PRs adding more adapters (Azure DI, Textract, hOCR, …) are welcome.

## Fonts and non-Latin text

The default font (`helv` = Helvetica) covers Latin-1. Unsupported glyphs are replaced with `?` so each item still emits a usable text run; set `Options(sanitize_unsupported=False)` to drop those items instead.

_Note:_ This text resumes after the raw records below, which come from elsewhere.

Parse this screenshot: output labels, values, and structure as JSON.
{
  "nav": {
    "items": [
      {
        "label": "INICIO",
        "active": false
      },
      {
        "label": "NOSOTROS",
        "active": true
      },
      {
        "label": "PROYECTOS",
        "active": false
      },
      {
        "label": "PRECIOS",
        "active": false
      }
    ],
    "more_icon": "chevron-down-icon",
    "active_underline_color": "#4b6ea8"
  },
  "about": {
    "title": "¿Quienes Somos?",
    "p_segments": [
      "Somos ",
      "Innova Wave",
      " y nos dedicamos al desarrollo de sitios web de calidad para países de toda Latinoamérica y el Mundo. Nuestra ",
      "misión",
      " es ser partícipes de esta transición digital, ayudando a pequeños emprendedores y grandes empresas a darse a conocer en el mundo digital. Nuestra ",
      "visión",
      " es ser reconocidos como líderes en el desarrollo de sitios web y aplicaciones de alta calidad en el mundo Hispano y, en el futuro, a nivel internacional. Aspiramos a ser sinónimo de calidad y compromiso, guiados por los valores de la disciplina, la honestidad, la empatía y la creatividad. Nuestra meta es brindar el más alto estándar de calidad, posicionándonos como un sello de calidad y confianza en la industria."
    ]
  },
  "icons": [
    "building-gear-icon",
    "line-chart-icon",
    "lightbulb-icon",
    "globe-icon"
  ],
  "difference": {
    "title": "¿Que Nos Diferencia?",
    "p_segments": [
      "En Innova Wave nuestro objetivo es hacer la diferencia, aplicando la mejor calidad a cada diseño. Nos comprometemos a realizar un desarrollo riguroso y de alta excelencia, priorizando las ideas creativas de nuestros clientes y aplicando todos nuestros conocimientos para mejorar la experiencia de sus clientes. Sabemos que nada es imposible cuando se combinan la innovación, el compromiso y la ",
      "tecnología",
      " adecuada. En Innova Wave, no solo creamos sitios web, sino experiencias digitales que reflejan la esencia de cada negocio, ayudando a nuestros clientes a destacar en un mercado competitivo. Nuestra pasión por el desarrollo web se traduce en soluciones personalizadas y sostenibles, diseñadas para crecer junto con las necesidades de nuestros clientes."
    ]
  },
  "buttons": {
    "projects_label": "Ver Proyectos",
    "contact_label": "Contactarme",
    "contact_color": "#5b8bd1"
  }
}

For CJK documents, pass a bundled PyMuPDF font:

```bash
pdf-textlayer in.pdf parsed.json out.pdf --font china-s
# china-s, china-t, japan, korea — bundled with PyMuPDF
```

## How the overlay is drawn

For each box, the font is scaled so the rendered text width matches the box width. The insertion point is the glyph baseline, placed at `(x, y + height)`. Text is written with PDF render mode 3 — present in the content stream, never painted — so search, copy/paste, and assistive tech work, but the visible page is unchanged.

## Limitations

- **Rotated text is drawn upright.** OCR sources that don't include rotation metadata can't be rendered rotated; in practice most pipelines de-rotate before emitting boxes.
- **Invisible text uses PDF render mode 3.** All modern viewers and search indexers handle this correctly; very old tooling may not extract it.
- **No de-duplication across overlay and native text.** If you point the tool at native-text pages but the adapter treats them as OCR, you'll get duplicated search hits. The bundled `liteparse` adapter avoids this by filtering on `fontName`.

## Contributing

Bug reports, docs improvements, and new adapters are welcome — open an issue or PR on [GitHub](https://github.com/patelvivekdev/pdf-textlayer/issues).

## License

Released under the **MIT License**. See [`LICENSE`](LICENSE) for the full text.